La reciente marcha de la Generación Z en la Ciudad de México ha desatado un intenso debate sobre la violencia en las manifestaciones y el papel de las autoridades. La presidenta Claudia Sheinbaum ha hecho un llamado a investigar las agresiones sufridas por los policías durante este evento, señalando que la situación fue provocada por ciertos grupos que actuaron de manera violenta. En sus declaraciones, Sheinbaum enfatizó la necesidad de revisar los hechos ocurridos y la conducta de los manifestantes, así como la respuesta de las fuerzas del orden.
Durante la conferencia conocida como La Mañanera del Pueblo, la mandataria expresó su preocupación por las agresiones a los policías, quienes, según su relato, solo estaban equipados con escudos y no con otros elementos de control. «Esto que ocurrió, estos golpes a la policía, (…) y muchas mujeres policías que estaban ahí, hay que revisar eso también porque, repito, iban contra ellos, y ellos sólo tienen sus escudos», afirmó. La presidenta también hizo hincapié en que la policía resistió durante horas los ataques, lo que pone de manifiesto la gravedad de la situación.
Los incidentes violentos durante la marcha han llevado a Sheinbaum a solicitar a la Fiscalía capitalina que investigue a los grupos que participaron en la manifestación. La presidenta destacó que algunos de los manifestantes estaban equipados con herramientas como ganzúas y martillos, lo que sugiere una preparación para el enfrentamiento. «Llama la atención un grupo que llegó al Zócalo muy violento. Iban muy preparados, ¿Cuál era su objetivo? Derribar la valla», cuestionó.
### La Provocación y el Rol de las Redes Sociales
Sheinbaum también abordó el tema de la provocación, sugiriendo que la violencia no solo provino de los manifestantes, sino que también puede haber sido impulsada por intereses externos. En este sentido, mencionó que la marcha fue convocada a través de redes sociales y que se estima que recibió un financiamiento considerable de empresarios y personas vinculadas a la oposición. «Reitero que la marcha fue convocada en redes sociales con un impulso de 90 millones de pesos de empresarios y personas vinculadas a la oposición», declaró.
La mandataria hizo un llamado a los organizadores de la marcha para que se deslinden de los actos violentos y para que se promueva un diálogo constructivo. «No hay que caer en la provocación ni en la violencia. Todos aquellos que la están promoviendo hacen muy mal al país y se hacen mal a sí mismos», enfatizó.
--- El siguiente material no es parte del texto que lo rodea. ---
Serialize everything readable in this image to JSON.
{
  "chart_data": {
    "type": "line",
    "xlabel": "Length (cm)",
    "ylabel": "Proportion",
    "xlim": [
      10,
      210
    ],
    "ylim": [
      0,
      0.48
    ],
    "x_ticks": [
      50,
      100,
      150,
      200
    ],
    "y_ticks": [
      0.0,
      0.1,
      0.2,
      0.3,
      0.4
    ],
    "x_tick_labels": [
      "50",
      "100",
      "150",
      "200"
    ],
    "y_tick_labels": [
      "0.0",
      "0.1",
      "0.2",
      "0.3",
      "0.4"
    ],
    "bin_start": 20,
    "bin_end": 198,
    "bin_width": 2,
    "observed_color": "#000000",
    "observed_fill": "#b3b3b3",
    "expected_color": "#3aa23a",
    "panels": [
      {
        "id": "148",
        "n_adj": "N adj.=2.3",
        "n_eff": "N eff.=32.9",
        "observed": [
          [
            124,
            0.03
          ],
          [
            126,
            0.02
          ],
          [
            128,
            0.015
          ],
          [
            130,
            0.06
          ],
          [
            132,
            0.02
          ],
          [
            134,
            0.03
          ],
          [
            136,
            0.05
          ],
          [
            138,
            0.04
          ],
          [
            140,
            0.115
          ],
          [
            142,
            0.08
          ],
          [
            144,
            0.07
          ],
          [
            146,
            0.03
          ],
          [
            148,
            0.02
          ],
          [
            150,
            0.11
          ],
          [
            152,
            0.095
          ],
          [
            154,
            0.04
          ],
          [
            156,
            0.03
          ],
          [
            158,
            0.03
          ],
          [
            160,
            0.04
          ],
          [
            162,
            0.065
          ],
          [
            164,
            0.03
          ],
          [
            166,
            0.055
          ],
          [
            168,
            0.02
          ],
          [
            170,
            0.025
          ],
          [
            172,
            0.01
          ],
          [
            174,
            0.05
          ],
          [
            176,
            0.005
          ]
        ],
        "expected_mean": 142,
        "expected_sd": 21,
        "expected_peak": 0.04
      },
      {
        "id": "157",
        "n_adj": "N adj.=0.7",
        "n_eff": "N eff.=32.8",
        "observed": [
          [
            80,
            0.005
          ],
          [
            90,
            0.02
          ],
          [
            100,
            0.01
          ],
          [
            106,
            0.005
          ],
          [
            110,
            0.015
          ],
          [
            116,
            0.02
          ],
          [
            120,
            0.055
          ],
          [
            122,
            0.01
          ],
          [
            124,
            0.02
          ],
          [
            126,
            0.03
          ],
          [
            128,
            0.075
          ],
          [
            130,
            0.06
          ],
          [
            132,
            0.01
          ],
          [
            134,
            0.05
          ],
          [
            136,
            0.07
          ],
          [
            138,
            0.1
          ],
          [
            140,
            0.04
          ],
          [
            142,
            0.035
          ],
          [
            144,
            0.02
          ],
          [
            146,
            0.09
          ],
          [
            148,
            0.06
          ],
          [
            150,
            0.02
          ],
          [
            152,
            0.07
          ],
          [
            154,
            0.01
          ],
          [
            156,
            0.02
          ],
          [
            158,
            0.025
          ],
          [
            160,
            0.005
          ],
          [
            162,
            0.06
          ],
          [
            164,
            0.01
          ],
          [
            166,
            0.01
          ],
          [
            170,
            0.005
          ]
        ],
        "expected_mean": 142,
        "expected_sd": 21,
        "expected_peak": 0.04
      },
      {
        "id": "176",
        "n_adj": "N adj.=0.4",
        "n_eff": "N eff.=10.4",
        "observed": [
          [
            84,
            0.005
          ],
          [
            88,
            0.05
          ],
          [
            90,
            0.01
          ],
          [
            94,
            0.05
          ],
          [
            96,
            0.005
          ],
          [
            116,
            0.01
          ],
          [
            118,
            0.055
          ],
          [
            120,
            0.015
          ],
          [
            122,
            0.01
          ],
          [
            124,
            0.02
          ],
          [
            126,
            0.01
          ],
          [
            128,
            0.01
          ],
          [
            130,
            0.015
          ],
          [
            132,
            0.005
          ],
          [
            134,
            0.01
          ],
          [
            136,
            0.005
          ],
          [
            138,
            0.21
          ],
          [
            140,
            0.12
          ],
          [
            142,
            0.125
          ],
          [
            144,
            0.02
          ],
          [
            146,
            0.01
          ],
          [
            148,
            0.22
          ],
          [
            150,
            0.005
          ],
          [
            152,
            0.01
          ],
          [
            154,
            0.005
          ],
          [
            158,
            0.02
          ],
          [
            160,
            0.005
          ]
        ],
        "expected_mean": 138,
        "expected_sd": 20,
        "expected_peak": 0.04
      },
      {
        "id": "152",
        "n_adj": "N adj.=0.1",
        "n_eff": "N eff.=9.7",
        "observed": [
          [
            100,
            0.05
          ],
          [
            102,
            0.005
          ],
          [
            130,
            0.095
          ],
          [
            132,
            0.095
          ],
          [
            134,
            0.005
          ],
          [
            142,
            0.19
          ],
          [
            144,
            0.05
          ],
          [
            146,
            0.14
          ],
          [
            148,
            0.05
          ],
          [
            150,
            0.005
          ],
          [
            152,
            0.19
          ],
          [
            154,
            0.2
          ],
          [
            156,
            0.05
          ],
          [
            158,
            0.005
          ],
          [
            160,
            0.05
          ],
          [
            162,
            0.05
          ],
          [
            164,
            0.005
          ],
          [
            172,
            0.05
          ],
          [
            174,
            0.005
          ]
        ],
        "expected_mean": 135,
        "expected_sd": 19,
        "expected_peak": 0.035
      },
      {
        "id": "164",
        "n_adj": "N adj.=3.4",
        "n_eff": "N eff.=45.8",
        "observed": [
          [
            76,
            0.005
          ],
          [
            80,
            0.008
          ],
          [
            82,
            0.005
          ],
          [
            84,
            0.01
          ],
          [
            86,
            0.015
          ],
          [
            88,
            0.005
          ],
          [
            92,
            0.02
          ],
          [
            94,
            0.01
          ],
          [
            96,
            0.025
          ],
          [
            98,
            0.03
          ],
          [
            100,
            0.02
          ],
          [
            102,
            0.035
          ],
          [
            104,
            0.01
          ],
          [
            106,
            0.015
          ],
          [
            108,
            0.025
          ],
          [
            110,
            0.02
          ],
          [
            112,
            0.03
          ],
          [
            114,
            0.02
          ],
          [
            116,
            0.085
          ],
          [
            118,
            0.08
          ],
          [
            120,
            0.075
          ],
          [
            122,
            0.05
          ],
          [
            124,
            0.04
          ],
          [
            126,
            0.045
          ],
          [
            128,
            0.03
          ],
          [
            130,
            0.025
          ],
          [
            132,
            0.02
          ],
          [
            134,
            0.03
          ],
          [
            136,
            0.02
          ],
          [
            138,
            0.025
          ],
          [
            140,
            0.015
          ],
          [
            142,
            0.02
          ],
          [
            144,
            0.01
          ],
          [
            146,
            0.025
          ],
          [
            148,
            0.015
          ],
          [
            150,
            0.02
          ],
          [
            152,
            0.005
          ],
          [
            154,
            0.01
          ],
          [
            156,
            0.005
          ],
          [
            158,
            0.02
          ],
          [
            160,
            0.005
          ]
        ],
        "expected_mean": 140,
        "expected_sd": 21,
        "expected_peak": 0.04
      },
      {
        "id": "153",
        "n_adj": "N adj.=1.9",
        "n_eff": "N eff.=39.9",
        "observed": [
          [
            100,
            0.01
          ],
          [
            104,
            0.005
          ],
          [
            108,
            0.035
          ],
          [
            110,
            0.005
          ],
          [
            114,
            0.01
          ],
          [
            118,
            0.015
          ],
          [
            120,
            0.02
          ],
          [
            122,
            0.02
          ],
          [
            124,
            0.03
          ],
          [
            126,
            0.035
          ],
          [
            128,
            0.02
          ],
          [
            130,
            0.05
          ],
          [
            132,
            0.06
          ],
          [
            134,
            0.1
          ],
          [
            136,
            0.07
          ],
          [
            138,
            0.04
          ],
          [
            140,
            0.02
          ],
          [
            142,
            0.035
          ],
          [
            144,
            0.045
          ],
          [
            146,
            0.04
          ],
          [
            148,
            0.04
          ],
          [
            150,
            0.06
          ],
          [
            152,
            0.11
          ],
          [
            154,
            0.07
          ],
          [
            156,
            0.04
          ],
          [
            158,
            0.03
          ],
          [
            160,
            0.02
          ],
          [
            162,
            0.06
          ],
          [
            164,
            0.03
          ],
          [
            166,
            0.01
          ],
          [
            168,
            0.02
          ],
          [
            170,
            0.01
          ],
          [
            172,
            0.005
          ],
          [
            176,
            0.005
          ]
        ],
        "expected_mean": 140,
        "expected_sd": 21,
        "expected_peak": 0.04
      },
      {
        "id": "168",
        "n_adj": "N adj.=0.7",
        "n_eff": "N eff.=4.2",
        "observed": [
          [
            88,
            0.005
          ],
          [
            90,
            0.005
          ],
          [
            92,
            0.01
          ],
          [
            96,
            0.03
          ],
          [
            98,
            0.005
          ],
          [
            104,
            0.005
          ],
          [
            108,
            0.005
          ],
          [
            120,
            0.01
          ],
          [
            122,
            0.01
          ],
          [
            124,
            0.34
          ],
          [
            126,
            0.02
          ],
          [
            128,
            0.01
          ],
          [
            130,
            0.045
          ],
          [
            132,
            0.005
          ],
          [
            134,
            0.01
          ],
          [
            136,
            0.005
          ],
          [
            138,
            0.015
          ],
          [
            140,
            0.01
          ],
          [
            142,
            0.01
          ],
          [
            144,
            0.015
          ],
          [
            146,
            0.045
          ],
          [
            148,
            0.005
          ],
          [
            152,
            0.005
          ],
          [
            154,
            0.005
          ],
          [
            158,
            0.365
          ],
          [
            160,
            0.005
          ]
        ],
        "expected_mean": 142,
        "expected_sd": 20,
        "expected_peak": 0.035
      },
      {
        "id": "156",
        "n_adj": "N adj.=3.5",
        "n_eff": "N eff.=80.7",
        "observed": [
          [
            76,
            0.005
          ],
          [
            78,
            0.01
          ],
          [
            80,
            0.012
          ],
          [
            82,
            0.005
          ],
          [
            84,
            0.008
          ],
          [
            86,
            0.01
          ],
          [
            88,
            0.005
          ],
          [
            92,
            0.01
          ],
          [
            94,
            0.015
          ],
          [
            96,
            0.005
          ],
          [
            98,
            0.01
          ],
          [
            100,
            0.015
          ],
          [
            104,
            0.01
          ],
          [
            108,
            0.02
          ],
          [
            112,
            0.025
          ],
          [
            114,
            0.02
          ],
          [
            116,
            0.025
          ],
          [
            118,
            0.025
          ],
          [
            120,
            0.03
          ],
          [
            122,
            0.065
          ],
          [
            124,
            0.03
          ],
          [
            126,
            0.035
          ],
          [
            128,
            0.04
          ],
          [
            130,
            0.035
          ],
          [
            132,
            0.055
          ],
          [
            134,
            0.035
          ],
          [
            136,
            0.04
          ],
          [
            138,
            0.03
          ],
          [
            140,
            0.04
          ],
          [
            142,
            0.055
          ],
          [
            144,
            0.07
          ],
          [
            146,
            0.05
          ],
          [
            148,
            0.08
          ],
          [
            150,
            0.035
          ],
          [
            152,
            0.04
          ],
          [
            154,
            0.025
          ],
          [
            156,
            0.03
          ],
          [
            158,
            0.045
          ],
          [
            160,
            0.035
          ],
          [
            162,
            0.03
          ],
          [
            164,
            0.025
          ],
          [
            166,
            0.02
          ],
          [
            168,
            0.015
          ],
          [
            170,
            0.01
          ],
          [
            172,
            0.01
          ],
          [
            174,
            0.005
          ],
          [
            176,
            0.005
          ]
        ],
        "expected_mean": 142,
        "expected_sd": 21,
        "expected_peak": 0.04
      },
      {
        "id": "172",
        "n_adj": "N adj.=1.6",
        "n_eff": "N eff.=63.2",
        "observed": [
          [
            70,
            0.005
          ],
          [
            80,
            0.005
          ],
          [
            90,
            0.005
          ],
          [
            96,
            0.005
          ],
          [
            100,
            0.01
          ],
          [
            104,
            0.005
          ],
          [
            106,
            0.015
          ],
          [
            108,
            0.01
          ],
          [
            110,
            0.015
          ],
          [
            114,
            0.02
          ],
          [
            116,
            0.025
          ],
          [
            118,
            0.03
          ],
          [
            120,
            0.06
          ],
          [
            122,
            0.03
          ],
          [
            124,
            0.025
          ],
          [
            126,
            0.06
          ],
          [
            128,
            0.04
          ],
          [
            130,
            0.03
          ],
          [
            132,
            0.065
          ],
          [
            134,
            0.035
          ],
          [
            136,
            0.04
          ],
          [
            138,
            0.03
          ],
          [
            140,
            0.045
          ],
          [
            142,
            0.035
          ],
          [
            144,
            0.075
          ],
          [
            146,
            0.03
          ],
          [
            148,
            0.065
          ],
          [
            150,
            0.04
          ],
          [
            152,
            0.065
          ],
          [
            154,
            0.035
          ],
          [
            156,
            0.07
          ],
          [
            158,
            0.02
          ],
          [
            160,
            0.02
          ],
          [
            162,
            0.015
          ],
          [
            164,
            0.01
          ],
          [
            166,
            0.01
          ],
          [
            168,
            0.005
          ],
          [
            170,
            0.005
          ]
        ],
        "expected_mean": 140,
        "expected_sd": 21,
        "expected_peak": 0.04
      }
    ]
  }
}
Este llamado a la calma se produce en un contexto donde la polarización política en el país es evidente y donde las manifestaciones han sido un terreno fértil para la confrontación.
Además, Sheinbaum subrayó que la mayoría de los participantes en la marcha no eran jóvenes, sino personas mayores y opositores conocidos, lo que contradice la imagen de una movilización juvenil. «Los jóvenes mexicanos no son violentos, y hay que escucharlos, siempre hay que escucharlos», afirmó, sugiriendo que la violencia no representa a la Generación Z en su totalidad.
### La Respuesta del Gobierno y la Imagen Presidencial
En medio de la controversia, la presidenta Sheinbaum defendió la actuación de su gobierno y su imagen ante la opinión pública. Aseguró que los gritos y las críticas no debilitan su posición, sino que, por el contrario, la fortalecen. «¿Creen que nos van a debilitar, que van a debilitar a la Presidenta por lo que gritan? No, (estamos) más fuertes hoy, más fuertes», afirmó con determinación.
La mandataria también se refirió a la necesidad de que la policía informe sobre cómo se desarrolló la marcha y cómo se fueron dando los hechos. Esta transparencia es crucial para entender el contexto de la violencia y para garantizar que se tomen las medidas adecuadas en el futuro. «Si alguien hizo uso de la fuerza se tiene que investigar», agregó, dejando claro que no se tolerará la violencia, ya sea por parte de los manifestantes o de las fuerzas del orden.
La situación en la Ciudad de México refleja un momento crítico en la relación entre el gobierno y la sociedad civil, donde las manifestaciones se han convertido en un campo de batalla no solo por demandas sociales, sino también por el control narrativo y la percepción pública. La respuesta de Sheinbaum y su administración ante estos eventos será clave para determinar cómo se desarrollarán las futuras movilizaciones y el clima político en el país.